«Estou ainda todo frio das visões d'esta noite. Sabes que móro nas Sorveiras, que são umas ruinas junto do mar, pedras bem conhecidas por toda a populaça do ar: abrigam-se alli, como n'uma pousada, os viajantes sombrios da atmosphera, que são as chuvas esguedelhadas, os ventos uivadores, os granizos, as molles brumas e os nevoeiros. Em redor estão espalhados os casebres dos pescadores, todos conchegados, como as ovelhas quando anda temporal no monte; a costa é terrível e, no emtanto, o mar tem, ás vezes, serenidades só similhantes ao calmo olhar d'um idiota.
Este povo trigueiro de pescadores sáe, logo de madrugada, para os balouços da agua nas suas lanchas esguias, carunchosas, todas cheias de legenda e do cheiro das pescas: logo na alvorada se sente em baixo, junto da voz da maresia, aquellas cantigas fortes de deitar redes, robustas como calabres e sãs como o sol. É uma bella vida! Durante o verão, nas séstas silenciosas do mar, todos andam na pesca, os velhos, as creanças rotas, resplandecentes e sujas, e as mães de forte seio—estas bellas mulheres da costa da Italia, que eram tão desejadas pelos marinheiros gregos e phenicios, que tinham visto Mileto, Abydos e Corintho.

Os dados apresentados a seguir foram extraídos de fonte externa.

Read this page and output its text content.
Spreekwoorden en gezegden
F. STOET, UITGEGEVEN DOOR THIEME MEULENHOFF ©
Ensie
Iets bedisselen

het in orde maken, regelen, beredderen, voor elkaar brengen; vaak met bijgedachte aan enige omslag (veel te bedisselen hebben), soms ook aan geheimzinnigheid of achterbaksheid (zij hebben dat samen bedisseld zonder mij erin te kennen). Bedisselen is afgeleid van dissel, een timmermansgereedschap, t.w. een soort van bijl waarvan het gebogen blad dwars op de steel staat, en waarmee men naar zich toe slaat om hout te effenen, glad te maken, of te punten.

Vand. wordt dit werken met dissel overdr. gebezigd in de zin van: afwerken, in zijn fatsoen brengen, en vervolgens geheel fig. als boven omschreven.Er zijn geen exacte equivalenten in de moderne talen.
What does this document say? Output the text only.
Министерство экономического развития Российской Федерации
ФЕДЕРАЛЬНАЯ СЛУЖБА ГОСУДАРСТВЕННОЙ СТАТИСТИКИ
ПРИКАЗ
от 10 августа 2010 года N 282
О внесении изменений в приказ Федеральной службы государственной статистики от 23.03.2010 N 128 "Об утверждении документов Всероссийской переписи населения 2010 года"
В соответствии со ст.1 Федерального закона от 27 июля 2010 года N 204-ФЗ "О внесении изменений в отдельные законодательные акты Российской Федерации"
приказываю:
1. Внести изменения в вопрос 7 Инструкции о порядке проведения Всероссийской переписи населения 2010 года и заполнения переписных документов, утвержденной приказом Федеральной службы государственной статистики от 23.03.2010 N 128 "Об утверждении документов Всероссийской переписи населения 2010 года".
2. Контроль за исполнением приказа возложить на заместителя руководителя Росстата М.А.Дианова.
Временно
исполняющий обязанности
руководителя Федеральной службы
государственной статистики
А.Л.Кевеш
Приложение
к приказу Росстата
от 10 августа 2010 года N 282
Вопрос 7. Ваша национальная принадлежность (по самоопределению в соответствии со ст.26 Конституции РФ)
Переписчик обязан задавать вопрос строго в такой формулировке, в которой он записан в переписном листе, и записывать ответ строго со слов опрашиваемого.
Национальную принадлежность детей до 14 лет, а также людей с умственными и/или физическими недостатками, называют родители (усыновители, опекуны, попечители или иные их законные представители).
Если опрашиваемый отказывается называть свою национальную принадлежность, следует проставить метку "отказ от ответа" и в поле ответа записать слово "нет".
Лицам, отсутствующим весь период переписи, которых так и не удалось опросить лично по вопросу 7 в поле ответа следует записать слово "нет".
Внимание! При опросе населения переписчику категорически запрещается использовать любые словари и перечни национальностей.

Agora que o outono começa, esta pobre gente deixa as redes rasgarem-se ao vento, e vae para o interior dos povoados juntar-se nos campos á outra pobre gente curvada, que lavra e que semeia.
Hontem fui, n'uma barca de pescador, até ao ponto em que o Var desagua. Sabes que é n'este tempo que as pombas emigram para o sul; reunem-se em bandos gemedores e vão, por cima do Mediterraneo, fazendo nodoas brancas pelo ar azulado. Quando voltei, o sol descia: o barco vinha levado de um modo silencioso e casto pelos serenos embalos ondulosos. O mar tinha uma serenidade olympica.

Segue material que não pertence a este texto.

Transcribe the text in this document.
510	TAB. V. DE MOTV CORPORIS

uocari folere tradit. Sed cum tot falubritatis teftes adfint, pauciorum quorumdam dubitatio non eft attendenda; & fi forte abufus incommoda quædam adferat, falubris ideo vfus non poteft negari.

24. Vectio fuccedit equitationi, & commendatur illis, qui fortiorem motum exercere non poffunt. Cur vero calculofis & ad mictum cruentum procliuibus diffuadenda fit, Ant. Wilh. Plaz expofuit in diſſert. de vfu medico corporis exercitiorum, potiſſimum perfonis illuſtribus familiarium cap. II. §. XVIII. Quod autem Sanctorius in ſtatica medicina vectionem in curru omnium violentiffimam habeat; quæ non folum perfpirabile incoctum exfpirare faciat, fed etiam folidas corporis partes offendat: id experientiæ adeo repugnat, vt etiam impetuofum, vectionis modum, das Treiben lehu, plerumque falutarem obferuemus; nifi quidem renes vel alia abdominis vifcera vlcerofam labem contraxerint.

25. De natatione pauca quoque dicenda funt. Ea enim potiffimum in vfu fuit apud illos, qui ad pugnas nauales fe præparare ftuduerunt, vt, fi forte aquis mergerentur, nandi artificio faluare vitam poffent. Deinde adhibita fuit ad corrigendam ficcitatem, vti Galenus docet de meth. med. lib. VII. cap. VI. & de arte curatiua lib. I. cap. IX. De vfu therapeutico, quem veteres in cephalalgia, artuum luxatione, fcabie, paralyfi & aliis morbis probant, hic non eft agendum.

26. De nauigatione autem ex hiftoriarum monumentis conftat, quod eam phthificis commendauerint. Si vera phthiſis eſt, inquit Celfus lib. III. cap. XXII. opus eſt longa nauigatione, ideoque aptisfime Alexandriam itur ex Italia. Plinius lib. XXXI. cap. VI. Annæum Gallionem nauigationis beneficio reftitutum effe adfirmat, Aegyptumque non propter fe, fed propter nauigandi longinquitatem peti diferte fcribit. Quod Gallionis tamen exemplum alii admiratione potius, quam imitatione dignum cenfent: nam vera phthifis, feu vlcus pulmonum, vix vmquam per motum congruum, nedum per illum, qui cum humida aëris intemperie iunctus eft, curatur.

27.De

Eu havia-me abandonado ás mollesas da tarde, e, todo estirado á pôpa, via o ceu cobrir-se d'uma côr rosada, como d'um rubor de castidade. As estrellas começavam a apparecer. D'onde vinham ellas? E d'onde é que vem a noite de tão longe, que parece suada de luz? Eu via-as tremer, e pensava que ellas deviam ter frio e medo, lá em cima, nas solidões, sem deuses. A'quellas horas tambem apparecem as ondinas na agua; quem sabe se as estrellas são mulheres de um elemento desconhecido, que vêm de noite em teorias sagradas, celebrando um rito elegiaco? Quem sabe se são arvores agitadas por um vento, que deixam cair estes negros fructos—a melancolia, o amor, a sensualidade?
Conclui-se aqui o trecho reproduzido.